It was a pleasure, particularly after seeing some less successful low-budget movies (South32, Timechasers) to see a movie that respected its budget and what it could do. So where Timechasers was too ambitious for a low budget film, and South32‘s creators seemed to “phone it in” on crucial plot and dialogue issues, Crush the Skull hits the sweet spot: A fun little caper—”It’s not a caper!” as they say in the movie—thriller that builds heavily on characterization and a fair sense of whimsy.
The whimsical tone is set up in the first scene, as we see a (by now) clichéd situation, where a mother tries to convince her far-too-savvy daughter that the dungeon they’re being kept in is like a game from “Survivor”. They go back-and-forth on it several times, even as the killer comes and does in the mother most gruesomely.
It’s a tricky tonal shift. You have to get the audience to care about the characters, even when the characters are semi-goofy and semi-idiots. But the “funhouse” nature of the film makes it work, along with writer/director Viet Ngueyen’s deft editing.
The story is that a couple (boyfriend/girlfriend) of thieves are going for “one last score” when Ollie’s (producer/co-writer Chris Dinh) better nature gets the best of him, and he ends up in jail. Girlfriend Blair (Katie Savoy) bails him out, but only at the cost of all their reserves, and then some, as provided by a Very Bad Loan Shark. So, they’re back in the saddle.
Blair’s dimwitted brother Connor (Chris Reidell) and his “crew” (a big dumb asian dude, Riley, played by Tim Chiou) are pulling a big job that the two now need to stay out of trouble, and that’s when things go bad. As it turns out, the target is a lair of a serial killer, and while they can get in, they can’t get out.
Although there’s about one hall and maybe two or three rooms (which I doubt are anywhere near the aboveground part of the house), the camera shifting, the darkness, the editing all conspire to make it seem like there’s a real maniac’s underground labyrinth, full of traps and remote-controlled doors and cameras and what-not.
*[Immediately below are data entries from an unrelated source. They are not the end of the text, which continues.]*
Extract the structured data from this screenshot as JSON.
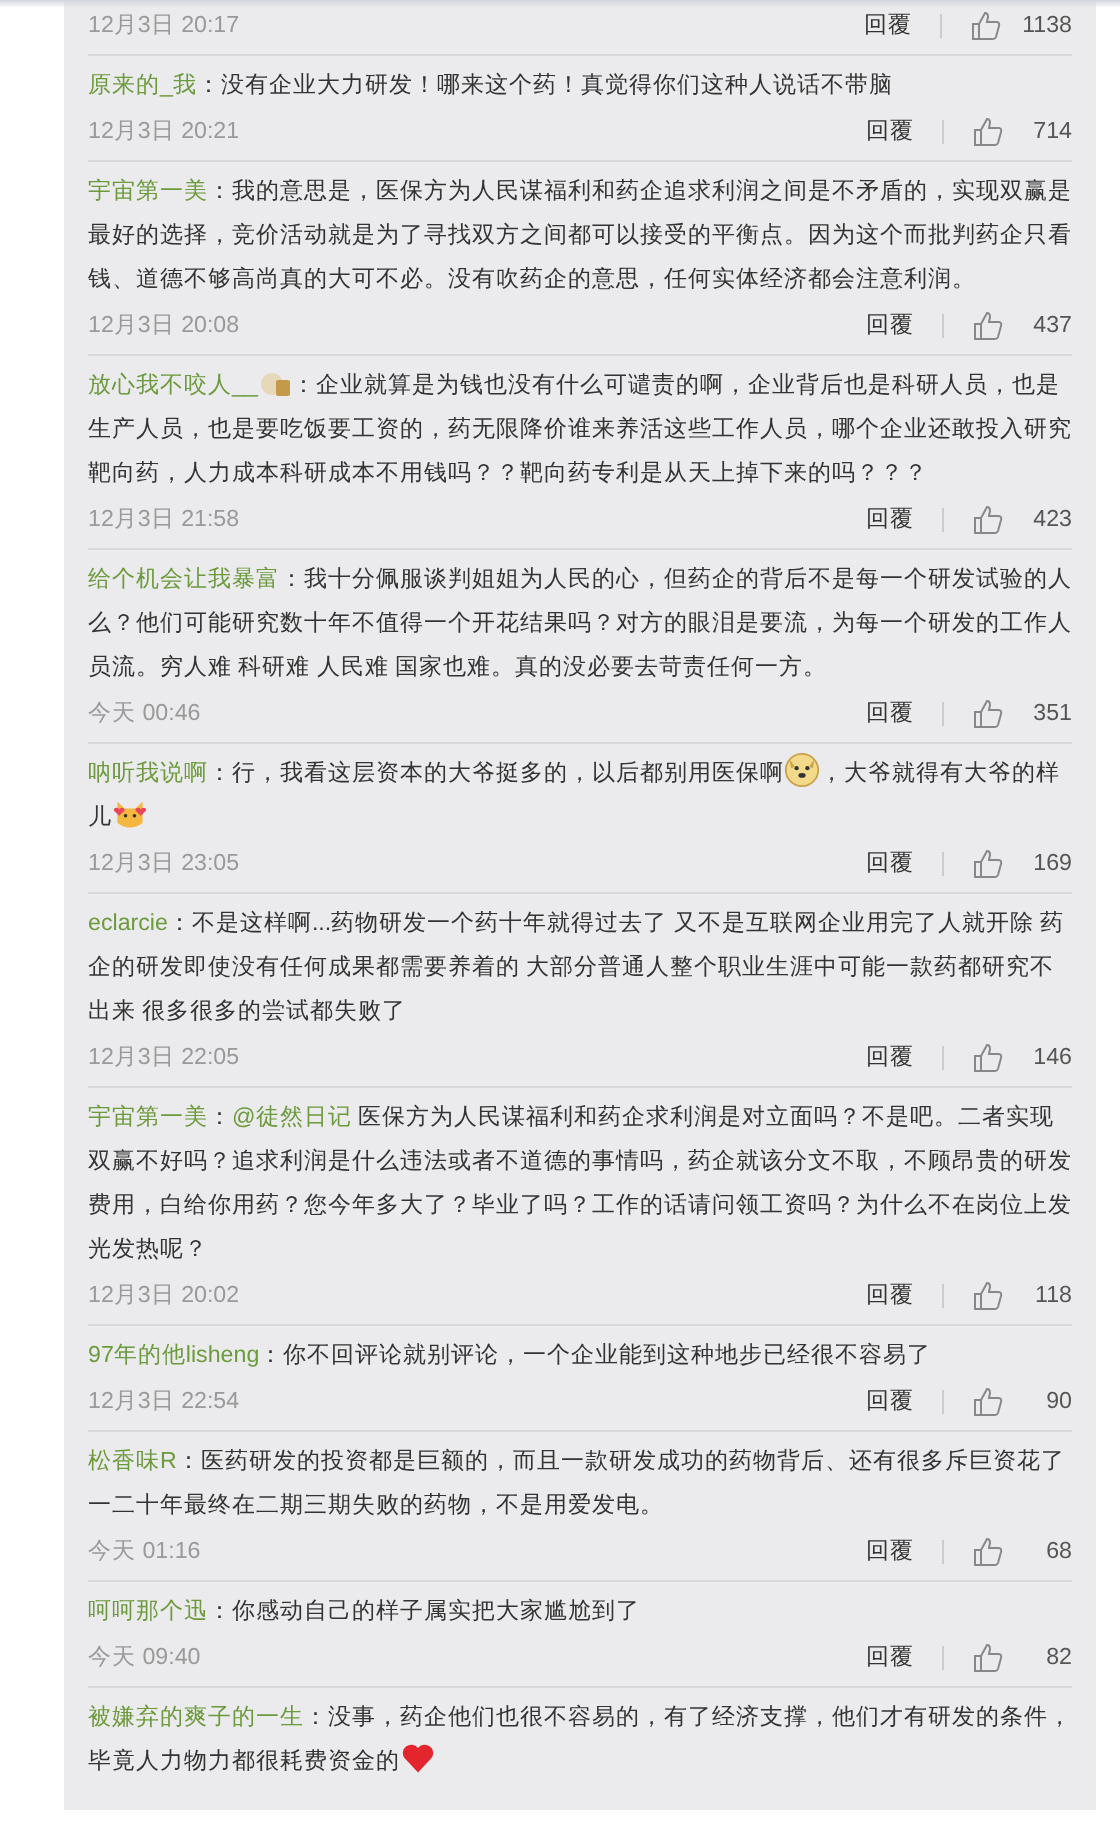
{
  "comments": [
    {
      "time": "12月3日 20:17",
      "reply": "回覆",
      "likes": "1138"
    },
    {
      "user": "原来的_我",
      "segments": [
        {
          "kind": "text",
          "text": "：没有企业大力研发！哪来这个药！真觉得你们这种人说话不带脑"
        }
      ],
      "time": "12月3日 20:21",
      "reply": "回覆",
      "likes": "714"
    },
    {
      "user": "宇宙第一美",
      "segments": [
        {
          "kind": "text",
          "text": "：我的意思是，医保方为人民谋福利和药企追求利润之间是不矛盾的，实现双赢是最好的选择，竞价活动就是为了寻找双方之间都可以接受的平衡点。因为这个而批判药企只看钱、道德不够高尚真的大可不必。没有吹药企的意思，任何实体经济都会注意利润。"
        }
      ],
      "time": "12月3日 20:08",
      "reply": "回覆",
      "likes": "437"
    },
    {
      "user": "放心我不咬人__",
      "badge": true,
      "segments": [
        {
          "kind": "text",
          "text": "：企业就算是为钱也没有什么可谴责的啊，企业背后也是科研人员，也是生产人员，也是要吃饭要工资的，药无限降价谁来养活这些工作人员，哪个企业还敢投入研究靶向药，人力成本科研成本不用钱吗？？靶向药专利是从天上掉下来的吗？？？"
        }
      ],
      "time": "12月3日 21:58",
      "reply": "回覆",
      "likes": "423"
    },
    {
      "user": "给个机会让我暴富",
      "segments": [
        {
          "kind": "text",
          "text": "：我十分佩服谈判姐姐为人民的心，但药企的背后不是每一个研发试验的人么？他们可能研究数十年不值得一个开花结果吗？对方的眼泪是要流，为每一个研发的工作人员流。穷人难 科研难 人民难 国家也难。真的没必要去苛责任何一方。"
        }
      ],
      "time": "今天 00:46",
      "reply": "回覆",
      "likes": "351"
    },
    {
      "user": "呐听我说啊",
      "segments": [
        {
          "kind": "text",
          "text": "：行，我看这层资本的大爷挺多的，以后都别用医保啊"
        },
        {
          "kind": "dog"
        },
        {
          "kind": "text",
          "text": "，大爷就得有大爷的样儿"
        },
        {
          "kind": "cat"
        }
      ],
      "time": "12月3日 23:05",
      "reply": "回覆",
      "likes": "169"
    },
    {
      "user": "eclarcie",
      "segments": [
        {
          "kind": "text",
          "text": "：不是这样啊...药物研发一个药十年就得过去了 又不是互联网企业用完了人就开除 药企的研发即使没有任何成果都需要养着的 大部分普通人整个职业生涯中可能一款药都研究不出来 很多很多的尝试都失败了"
        }
      ],
      "time": "12月3日 22:05",
      "reply": "回覆",
      "likes": "146"
    },
    {
      "user": "宇宙第一美",
      "segments": [
        {
          "kind": "text",
          "text": "："
        },
        {
          "kind": "mention",
          "text": "@徒然日记"
        },
        {
          "kind": "text",
          "text": " 医保方为人民谋福利和药企求利润是对立面吗？不是吧。二者实现双赢不好吗？追求利润是什么违法或者不道德的事情吗，药企就该分文不取，不顾昂贵的研发费用，白给你用药？您今年多大了？毕业了吗？工作的话请问领工资吗？为什么不在岗位上发光发热呢？"
        }
      ],
      "time": "12月3日 20:02",
      "reply": "回覆",
      "likes": "118"
    },
    {
      "user": "97年的他lisheng",
      "segments": [
        {
          "kind": "text",
          "text": "：你不回评论就别评论，一个企业能到这种地步已经很不容易了"
        }
      ],
      "time": "12月3日 22:54",
      "reply": "回覆",
      "likes": "90"
    },
    {
      "user": "松香味R",
      "segments": [
        {
          "kind": "text",
          "text": "：医药研发的投资都是巨额的，而且一款研发成功的药物背后、还有很多斥巨资花了一二十年最终在二期三期失败的药物，不是用爱发电。"
        }
      ],
      "time": "今天 01:16",
      "reply": "回覆",
      "likes": "68"
    },
    {
      "user": "呵呵那个迅",
      "segments": [
        {
          "kind": "text",
          "text": "：你感动自己的样子属实把大家尴尬到了"
        }
      ],
      "time": "今天 09:40",
      "reply": "回覆",
      "likes": "82"
    },
    {
      "user": "被嫌弃的爽子的一生",
      "segments": [
        {
          "kind": "text",
          "text": "：没事，药企他们也很不容易的，有了经济支撑，他们才有研发的条件，毕竟人力物力都很耗费资金的"
        },
        {
          "kind": "heart"
        }
      ]
    }
  ]
}
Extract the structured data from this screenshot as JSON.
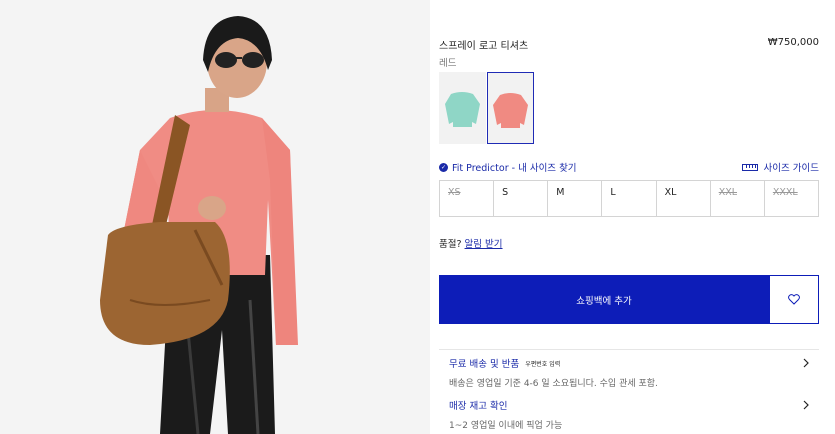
{
  "product": {
    "title": "스프레이 로고 티셔츠",
    "price": "₩750,000",
    "color_name": "레드"
  },
  "colors": {
    "teal": "#8fd6c6",
    "pink": "#f08a82",
    "accent": "#0d1db8"
  },
  "fit_predictor": {
    "label": "Fit Predictor - 내 사이즈 찾기"
  },
  "size_guide": {
    "label": "사이즈 가이드"
  },
  "sizes": [
    {
      "label": "XS",
      "available": false
    },
    {
      "label": "S",
      "available": true
    },
    {
      "label": "M",
      "available": true
    },
    {
      "label": "L",
      "available": true
    },
    {
      "label": "XL",
      "available": true
    },
    {
      "label": "XXL",
      "available": false
    },
    {
      "label": "XXXL",
      "available": false
    }
  ],
  "soldout": {
    "prefix": "품절? ",
    "link": "알림 받기"
  },
  "add_to_bag": {
    "label": "쇼핑백에 추가"
  },
  "shipping": {
    "title": "무료 배송 및 반품",
    "tag": "우편번호 입력",
    "subtitle": "배송은 영업일 기준 4-6 일 소요됩니다. 수입 관세 포함."
  },
  "store": {
    "title": "매장 재고 확인",
    "subtitle": "1~2 영업일 이내에 픽업 가능"
  }
}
It’s nicely done. And when the characters talk, even when they’re being goofy, we’re typically learning something about their character. And, while it’s silly, a lot of the reactions they have are the ones you or I or any regular person would have in a similar situation. So, the whole thing stays on the right side of “not taking itself too seriously” instead of “not respecting the time the audience is giving you”.
I think that’s my biggest beef with modern low budget flicks. 40 years ago, you needed something to make out to in the drive in, or to fill the time. Now there’s a near infinite list of choices, including incredible classics of cinema, and by far the scarcest resource people have to divvy up is time. I like it when a movie respects that and knows it has more to do than just get me in the door.
The Boy liked it a great deal. And even though it was only playing at 10PM, the Flower came, and also enjoyed it greatly.